Section 1 of the Code provides different tax rates for different taxpayers, and section 1(b) provides relatively favorable rates for a “head of a household (as defined in section 2(b))”. Section 2(b) in turn defines “head of a household”, and one of the criteria for that status is that the taxpayer “maintains as his home a household which constitutes for more than one-half of such taxable year the principal place of abode, as a member of such household, of * * * (i) a qualifying child of the individual (as defined in section 152(c), determined without regard to section 152(e))”. Sec. 2(b)(1)(A)(i). Under section 152(c)(1)(B), a “qualifying child” must have “the same principal place of abode as the taxpayer for more than one-half of such taxable year”; and by providing that the child's status is determined “without regard to section 152(e) [“Special Rule for Divorced Parents, Etc.”]”, section 2(b) provides that a noncustodial parent cannot meet the “principal place of abode” requirement by obtaining a declaration from the custodial parent. Rather, HOH status depends on having a qualifying child actually sharing the taxpayer's place of abode for more than one-half of the year.
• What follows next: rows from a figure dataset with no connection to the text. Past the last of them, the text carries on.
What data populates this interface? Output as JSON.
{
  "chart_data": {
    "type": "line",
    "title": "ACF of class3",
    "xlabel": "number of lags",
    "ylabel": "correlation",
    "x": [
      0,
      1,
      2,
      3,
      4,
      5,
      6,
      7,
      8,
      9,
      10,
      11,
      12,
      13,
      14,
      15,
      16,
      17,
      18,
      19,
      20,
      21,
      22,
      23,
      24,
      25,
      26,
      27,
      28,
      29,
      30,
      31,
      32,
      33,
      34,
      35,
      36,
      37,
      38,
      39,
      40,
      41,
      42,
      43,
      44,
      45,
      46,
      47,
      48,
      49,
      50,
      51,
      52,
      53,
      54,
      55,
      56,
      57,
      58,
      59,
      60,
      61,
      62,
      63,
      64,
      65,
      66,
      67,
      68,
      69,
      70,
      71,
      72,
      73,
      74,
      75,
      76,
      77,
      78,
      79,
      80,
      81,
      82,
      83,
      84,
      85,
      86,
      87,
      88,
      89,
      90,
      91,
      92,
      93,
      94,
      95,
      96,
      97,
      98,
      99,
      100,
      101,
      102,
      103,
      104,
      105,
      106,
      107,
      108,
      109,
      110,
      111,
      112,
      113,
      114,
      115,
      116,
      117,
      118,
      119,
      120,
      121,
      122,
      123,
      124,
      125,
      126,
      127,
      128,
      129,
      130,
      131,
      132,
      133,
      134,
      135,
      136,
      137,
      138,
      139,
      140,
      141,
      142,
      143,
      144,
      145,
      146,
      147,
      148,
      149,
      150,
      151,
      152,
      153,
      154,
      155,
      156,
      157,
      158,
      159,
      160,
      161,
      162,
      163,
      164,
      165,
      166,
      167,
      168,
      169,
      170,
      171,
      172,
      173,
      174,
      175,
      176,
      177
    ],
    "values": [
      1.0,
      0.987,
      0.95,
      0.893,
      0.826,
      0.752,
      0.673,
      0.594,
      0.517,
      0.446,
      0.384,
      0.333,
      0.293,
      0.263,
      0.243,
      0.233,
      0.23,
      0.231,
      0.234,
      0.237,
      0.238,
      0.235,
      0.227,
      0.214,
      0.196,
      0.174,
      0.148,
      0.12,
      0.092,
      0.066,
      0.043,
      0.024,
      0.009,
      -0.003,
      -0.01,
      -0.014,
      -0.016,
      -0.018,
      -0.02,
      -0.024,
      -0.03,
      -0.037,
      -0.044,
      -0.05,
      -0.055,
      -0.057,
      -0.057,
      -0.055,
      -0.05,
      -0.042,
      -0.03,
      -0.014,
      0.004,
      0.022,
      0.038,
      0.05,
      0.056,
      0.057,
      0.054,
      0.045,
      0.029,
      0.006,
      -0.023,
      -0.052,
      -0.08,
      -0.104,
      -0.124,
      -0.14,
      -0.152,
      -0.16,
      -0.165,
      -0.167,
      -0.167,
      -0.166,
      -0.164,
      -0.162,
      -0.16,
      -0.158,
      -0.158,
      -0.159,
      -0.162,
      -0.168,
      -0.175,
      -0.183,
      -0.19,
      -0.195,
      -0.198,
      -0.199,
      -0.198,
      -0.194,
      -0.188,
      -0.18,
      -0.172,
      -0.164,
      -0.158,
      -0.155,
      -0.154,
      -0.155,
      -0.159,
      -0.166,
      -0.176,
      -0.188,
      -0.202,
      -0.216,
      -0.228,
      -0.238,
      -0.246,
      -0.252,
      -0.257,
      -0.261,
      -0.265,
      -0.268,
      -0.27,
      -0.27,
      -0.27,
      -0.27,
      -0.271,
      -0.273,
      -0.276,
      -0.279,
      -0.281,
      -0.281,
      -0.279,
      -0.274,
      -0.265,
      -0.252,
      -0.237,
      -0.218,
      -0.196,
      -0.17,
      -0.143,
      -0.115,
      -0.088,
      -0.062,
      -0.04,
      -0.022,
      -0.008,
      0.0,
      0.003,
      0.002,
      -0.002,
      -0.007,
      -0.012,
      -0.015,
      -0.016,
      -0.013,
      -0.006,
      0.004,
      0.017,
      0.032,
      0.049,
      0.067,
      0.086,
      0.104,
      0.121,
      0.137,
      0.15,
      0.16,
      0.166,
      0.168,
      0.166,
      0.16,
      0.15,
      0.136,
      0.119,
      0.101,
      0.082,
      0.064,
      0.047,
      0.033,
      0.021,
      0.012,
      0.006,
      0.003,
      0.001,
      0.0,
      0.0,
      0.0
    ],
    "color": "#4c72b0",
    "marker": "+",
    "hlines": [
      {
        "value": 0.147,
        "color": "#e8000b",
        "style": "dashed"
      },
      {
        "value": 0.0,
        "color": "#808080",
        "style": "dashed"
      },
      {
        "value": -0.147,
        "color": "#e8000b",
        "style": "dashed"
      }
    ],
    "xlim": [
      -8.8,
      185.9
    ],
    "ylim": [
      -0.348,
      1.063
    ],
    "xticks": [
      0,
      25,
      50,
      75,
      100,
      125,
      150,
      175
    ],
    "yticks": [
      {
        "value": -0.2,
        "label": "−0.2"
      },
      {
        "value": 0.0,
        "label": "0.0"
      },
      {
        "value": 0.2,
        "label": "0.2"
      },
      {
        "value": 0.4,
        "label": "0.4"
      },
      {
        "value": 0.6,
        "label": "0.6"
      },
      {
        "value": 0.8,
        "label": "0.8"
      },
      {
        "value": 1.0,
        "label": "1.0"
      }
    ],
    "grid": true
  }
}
Ms. Bethune admits, however, that both N.K. and C.K. resided with their father for more than one-half of 2014. Consequently, no qualifying child lived [*18] with Ms. Bethune in her place of abode for more than one-half of that year, so she is not entitled to HOH filing status.

In view of the foregoing,

Decision will be entered for respondent.

FOOTNOTES

1Unless otherwise indicated, all citations of sections refer to the Internal Revenue Code (26 U.S.C.) in effect for the tax year at issue, and all citations of Rules refer to the Tax Court Rules of Practice and Procedure.

2Mr. Kirby denies that he signed the form and disavows the signature that appears on it, but Ms. Bethune’s detailed account of the circumstance of the signing persuades us that he probably did sign it, as she says.

3A letter from the IRS attached to Ms. Bethune's amended petition, whose authenticity the Commissioner did not dispute, shows that IRS examination personnel received her fax. The letter states: “We received your response dated 05/02/2017. If we can't complete our review of the information you sent us by 06/05/2017, we will contact you again to provide a date when you can expect our response. You don't need to respond to this letter; however, if you have questions or need additional information, you can contact the person listed above.”

4First, the Commissioner cites 26 C.F.R. sec. 1.152-4(e)(1)(ii), Income Tax Regs. (“A written declaration * * * must be a document executed for the sole purpose of serving as a written declaration under this section. A court order or decree * * * may not serve as a written declaration”), but Mr. Kirby's statement is arguably a document distinct from the order itself, and its purpose is unclear. Second, the Commissioner argues that the statement was not “attached” to Ms. Kirby's return. See infra pt. II.B.2.

5In his post-trial brief, the Commissioner explains the effect of these (merely) proposed regulations as follows:

The proposed regulation is applicable to taxable years beginning after the date the regulations are published as final regulations in the Federal Register. 82 Fed. Reg. 6370, 6388 (proposed Jan. 19, 2017) (to be codified at Treas. Reg. § 1.152-5(e)(2)(i)). Pending the issuance of the final regulations, taxpayers may choose to apply the proposed regulations in any open taxable years. Id. at 6377. Proposed regulations are not binding on the Court and are generally given no greater weight than a litigation position though the Court may rely on them for guidance. [Citations omitted.]